On your right, look for a cream-coloured masonry facade with a tall central block, lower side wings, and broad round-arched windows that give the synagogue an almost theatrical sense of arrival.
This is Tempel Synagogue, completed in eighteen sixty-two, and it announced something bold before anyone even stepped inside. Architect Ignacy Hercok gave Kraków’s Progressive Jewish community a building in the Moorish Revival manner, mixed with a German round-arched style called Rundbogenstil. In plain terms, it was meant to look modern, confident, and very much part of the wider world of the Austro-Hungarian Empire. Hercok even followed the example of the famous Leopoldstädter Tempel in Vienna. This was not a shy neighbourhood prayer room. It was a public statement.
And the congregation inside was making a statement too. These were reform-minded Jews who wanted worship to follow the German model rather than traditional Orthodox practice. To more conservative neighbours, some ceremonies here seemed downright scandalous. In the interwar years, women sang together with the cantor and choir. That alone tells you something important about Kazimierz: disagreement lived here not at the edges, but at the heart of communal life.
Take a moment and study the front. Notice how the taller middle section stages itself against the street, almost like a civic hall. Imagine how startling that must have seemed to those who thought a synagogue should speak more softly.
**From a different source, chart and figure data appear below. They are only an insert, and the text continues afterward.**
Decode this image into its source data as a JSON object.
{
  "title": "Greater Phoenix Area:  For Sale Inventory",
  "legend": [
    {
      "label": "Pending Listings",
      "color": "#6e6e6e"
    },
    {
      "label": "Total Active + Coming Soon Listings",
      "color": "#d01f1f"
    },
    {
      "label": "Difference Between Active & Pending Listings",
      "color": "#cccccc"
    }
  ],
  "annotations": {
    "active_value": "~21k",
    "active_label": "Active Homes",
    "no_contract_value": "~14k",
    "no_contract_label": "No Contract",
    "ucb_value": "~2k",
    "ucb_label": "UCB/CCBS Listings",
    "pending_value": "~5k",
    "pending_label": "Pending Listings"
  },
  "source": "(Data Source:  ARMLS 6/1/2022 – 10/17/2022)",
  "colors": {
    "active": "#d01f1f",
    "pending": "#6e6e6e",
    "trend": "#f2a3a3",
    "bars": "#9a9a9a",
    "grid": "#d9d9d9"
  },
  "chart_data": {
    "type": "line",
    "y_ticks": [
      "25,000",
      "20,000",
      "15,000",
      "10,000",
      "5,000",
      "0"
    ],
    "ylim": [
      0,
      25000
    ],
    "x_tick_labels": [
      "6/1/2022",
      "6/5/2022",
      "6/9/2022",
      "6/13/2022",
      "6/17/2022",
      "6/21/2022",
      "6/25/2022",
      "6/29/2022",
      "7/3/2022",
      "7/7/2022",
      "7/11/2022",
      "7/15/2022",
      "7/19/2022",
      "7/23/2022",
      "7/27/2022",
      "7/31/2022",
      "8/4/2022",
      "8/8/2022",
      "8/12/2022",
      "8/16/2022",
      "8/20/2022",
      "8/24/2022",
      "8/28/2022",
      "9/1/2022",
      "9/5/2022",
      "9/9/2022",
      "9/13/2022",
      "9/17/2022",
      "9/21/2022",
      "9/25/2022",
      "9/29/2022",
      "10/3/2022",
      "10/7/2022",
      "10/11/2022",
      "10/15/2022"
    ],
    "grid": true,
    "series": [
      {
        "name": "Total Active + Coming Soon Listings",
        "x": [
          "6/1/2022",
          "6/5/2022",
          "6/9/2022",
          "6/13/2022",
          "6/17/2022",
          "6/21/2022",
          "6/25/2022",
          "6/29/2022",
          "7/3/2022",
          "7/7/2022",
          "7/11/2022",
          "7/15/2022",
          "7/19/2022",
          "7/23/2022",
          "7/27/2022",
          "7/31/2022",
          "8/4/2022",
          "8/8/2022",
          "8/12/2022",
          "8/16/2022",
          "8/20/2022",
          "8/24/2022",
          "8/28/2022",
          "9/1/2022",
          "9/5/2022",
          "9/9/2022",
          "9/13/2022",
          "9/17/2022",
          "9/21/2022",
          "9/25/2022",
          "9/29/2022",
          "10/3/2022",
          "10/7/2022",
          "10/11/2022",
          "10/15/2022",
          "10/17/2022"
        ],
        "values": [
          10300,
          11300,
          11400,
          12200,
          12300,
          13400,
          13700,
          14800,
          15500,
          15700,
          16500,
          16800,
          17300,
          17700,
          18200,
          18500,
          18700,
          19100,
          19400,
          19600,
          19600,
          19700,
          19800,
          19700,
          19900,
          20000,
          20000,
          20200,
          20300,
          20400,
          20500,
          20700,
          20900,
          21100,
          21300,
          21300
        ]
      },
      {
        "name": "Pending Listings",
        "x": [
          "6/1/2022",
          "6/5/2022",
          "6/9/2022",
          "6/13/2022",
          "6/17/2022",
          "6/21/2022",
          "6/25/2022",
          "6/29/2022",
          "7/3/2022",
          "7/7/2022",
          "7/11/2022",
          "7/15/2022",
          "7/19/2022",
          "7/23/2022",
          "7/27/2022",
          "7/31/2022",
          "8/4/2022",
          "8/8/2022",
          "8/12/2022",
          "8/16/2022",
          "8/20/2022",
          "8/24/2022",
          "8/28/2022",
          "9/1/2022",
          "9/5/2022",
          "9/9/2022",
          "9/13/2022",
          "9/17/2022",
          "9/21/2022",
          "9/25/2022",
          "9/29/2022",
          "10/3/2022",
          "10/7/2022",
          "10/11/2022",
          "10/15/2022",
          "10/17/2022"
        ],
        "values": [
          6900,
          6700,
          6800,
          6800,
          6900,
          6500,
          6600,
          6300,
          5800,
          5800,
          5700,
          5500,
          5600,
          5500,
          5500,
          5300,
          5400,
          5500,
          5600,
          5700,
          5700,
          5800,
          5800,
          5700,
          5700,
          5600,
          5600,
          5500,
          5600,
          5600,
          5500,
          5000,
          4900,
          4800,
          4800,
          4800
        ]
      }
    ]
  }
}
If you glance at the image on your screen, you can see another layer of ambition inside: donor names preserved in stained glass panes, the community’s memory written quite literally into the building. The Torah Ark, the sacred cabinet that holds the Torah scrolls, came from Leon Horowitz, president of Kraków’s Jewish congregation. And the interior grew lavishly ornate, with dense colour, gold leaf, and a gilded dome over the Ark that quietly echoes the famous dome of the Sigismund Chapel at Wawel. You can see that richness here.

One man shaped this place more than any other voice: Rabbi Doctor Ozjasz Thon. From eighteen ninety-seven until nineteen thirty-six he preached here in Polish and German, and he also served in the Polish parliament. So Tempel joined religious reform to public life in a very unusual way.
The building kept expanding in eighteen sixty-eight, then again in the eighteen nineties, and again in nineteen twenty-four as the congregation grew to around eight hundred members, including artists and intellectuals. Then came wartime abuse: the Germans turned the synagogue into storage, even an ammunition depot and stable. That profaned it, but also helped it survive. After the war, prayer returned, a ritual bath opened here in nineteen forty-seven, restoration followed in the nineteen nineties, and new communal life returned again.
That is Tempel’s quiet lesson: continuity here never meant everyone agreeing. It meant arguing, rebuilding, and deciding again how Jewish life should look and sound. When you are ready, continue to the Wolf Popper Synagogue, about an eight-minute walk from here. If you plan to come back inside, Tempel usually opens from ten in the morning until four in the afternoon, and it closes on Saturdays.